Depuis lors, les effusions de sang se sont multipliées. Le déplacement de populations a été énorme. Le terrorisme a atteint des proportions sans précédent. Des droits de l'Homme et des normes juridiques internationales ont été bafoués. L'intervention dans les affaires intérieures d'autres États s’impose comme une pratique. Le Moyen-Orient semblait être lointain. Aujourd'hui, la menace plane sur notre Amérique latine.

Face à l'offensive accélérée et oppressive du capitalisme dans sa phase la plus agressive, en violation du Droit international, de la souveraineté et de l'identité des peuples par la conjonction de la domination économique, du déploiement militaire, du discrédit de la politique et de la manipulation sophistiquée des consciences, le socialisme propose une alternative aux pays du tiers monde et aussi – à une autre échelle – en faveur de la préservation de la planète.

Adapté dans sa pratique et sa formulation théorique à la spécificité historique de chaque nation, à l'analyse concrète de son degré de développement, de ses traditions et de ses cultures, éloigné du transfert mécanique d'autres modèles, le socialisme pose les bases d'une authentique souveraineté nationale, soutient une justice sociale croissante et défend le respect dû à la dignité humaine.

Vue dans son intégralité, la Constitution articule la projection dans l'avenir et les exigences du présent. Elle maintient vivante la perspective d'une société communiste. Elle établit les bases conceptuelles du corps juridique qui doit s'adapter aux changements opérés dans la société cubaine relatifs aux formes de propriété et aux garanties pour l'investissement étranger.

Contrairement au libre jeu du marché, elle affirme les prérogatives de l'État en tant que représentant de la souveraineté populaire. Elle sous-tend les fondements normatifs qui doivent régir le fonctionnement des tribunaux et du ministère public en tant que garantie des biens du peuple et des droits des individus.
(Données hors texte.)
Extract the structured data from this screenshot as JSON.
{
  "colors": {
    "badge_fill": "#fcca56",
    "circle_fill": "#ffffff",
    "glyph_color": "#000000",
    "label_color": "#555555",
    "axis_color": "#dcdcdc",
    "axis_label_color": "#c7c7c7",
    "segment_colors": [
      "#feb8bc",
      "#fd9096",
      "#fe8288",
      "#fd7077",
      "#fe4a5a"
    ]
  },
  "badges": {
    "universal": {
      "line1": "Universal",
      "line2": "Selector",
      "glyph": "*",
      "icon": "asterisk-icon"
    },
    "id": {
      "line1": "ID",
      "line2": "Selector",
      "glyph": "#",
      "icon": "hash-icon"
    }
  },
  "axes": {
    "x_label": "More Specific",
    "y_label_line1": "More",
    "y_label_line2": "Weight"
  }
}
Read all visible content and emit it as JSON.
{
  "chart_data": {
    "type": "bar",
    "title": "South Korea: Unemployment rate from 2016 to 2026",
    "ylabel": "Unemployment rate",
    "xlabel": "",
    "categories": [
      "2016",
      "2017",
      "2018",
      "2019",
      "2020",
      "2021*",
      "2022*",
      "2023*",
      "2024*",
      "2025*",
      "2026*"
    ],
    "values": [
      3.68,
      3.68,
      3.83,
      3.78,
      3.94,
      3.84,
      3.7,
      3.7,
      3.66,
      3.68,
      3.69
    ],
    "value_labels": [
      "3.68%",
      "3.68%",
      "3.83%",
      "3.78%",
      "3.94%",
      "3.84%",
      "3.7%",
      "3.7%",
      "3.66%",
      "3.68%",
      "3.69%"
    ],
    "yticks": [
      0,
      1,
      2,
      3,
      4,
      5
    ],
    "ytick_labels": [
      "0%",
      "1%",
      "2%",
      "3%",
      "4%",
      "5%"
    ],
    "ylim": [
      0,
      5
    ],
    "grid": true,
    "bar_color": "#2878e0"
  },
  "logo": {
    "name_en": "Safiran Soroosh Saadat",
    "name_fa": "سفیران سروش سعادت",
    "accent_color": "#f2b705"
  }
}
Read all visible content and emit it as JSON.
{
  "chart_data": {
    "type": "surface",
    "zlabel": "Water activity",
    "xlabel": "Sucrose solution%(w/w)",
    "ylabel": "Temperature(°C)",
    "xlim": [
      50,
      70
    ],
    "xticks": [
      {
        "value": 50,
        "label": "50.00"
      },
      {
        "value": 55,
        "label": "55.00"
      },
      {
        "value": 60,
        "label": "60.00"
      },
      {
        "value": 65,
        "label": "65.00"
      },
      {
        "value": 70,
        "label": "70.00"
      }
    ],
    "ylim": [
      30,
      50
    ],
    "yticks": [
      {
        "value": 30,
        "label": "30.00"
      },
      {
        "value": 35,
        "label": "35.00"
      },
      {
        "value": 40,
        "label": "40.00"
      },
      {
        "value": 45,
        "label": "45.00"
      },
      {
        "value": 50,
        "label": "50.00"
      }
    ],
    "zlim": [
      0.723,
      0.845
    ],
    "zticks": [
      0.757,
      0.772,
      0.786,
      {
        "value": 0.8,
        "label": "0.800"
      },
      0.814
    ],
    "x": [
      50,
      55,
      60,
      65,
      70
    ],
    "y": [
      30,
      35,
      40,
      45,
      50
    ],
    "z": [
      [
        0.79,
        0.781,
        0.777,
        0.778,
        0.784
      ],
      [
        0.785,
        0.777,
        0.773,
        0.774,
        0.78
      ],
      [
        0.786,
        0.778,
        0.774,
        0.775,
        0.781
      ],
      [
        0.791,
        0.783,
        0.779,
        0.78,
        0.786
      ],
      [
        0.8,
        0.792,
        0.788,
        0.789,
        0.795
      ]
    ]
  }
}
Elle préserve l'accès universel et gratuit à la santé publique et à l'éducation. Elle accorde par-dessus tout la priorité absolue, selon la tradition de José Marti, au respect de la dignité humaine.

En conséquence, elle consacre une partie importante de son contenu à la formulation des droits et des devoirs des citoyens, sur la base du respect dû à la personne humaine. Elle condamne toutes les formes de discrimination fondées sur la race, l'origine ethnique, l'origine sociale, le genre, le handicap et l'orientation sexuelle. Elle actualise le concept de la famille en reconnaissant la diversité de ses formes et de sa constitution. Elle légitime ainsi une réalité qui existe à l’heure actuelle et qui puise ses racines dans le passé et cachées sous le manteau de l'hypocrisie, source de préjugés nuisibles, hérités de la partie la plus sombre de notre tradition culturelle.

Elle ratifie les droits des enfants et des adolescents, ainsi que les devoirs correspondants à la maternité et à la paternité, ceux des enfants vis-à-vis de leurs parents et de leurs grands-parents. Dans ce domaine, elle condamne l'exercice de toutes les formes de violence, au regard des conséquences physiques, psychologiques et sociales qui peuvent découler de ces comportements.

En tant que Loi des lois, la Constitution établit les principes fondamentaux qui présideront à la société que nous construisons. C'est le point de départ conceptuel d'une législation complémentaire qui devra être élaborée immédiatement et qui sans doute nécessitera également la révision de nos Codes civil et pénal. Elle fixe les règles d'un devoir être, à la façon d’un guide d'action pour corriger les problèmes latents dans notre réalité actuelle, entachée par le bureaucratisme, le décalage entre les prix et les salaires, les dessous-de-table, la corruption, la complicité, la négligence et la complaisance face au travail mal fait.

Conçu avec la participation de tous et pour le bien de tous, le débat sur la Constitution a constitué un exercice démocratique. Il a apporté des propositions qui ont amélioré la version originale. Tout aussi important, la contribution au développement d'une conscience citoyenne, responsable et engagée dans la destinée du pays, étape décisive pour l'affirmation de l'indispensable soumission à l'état de droit au bénéfice de la nation et de ceux qui partagent l'espace de l'Île.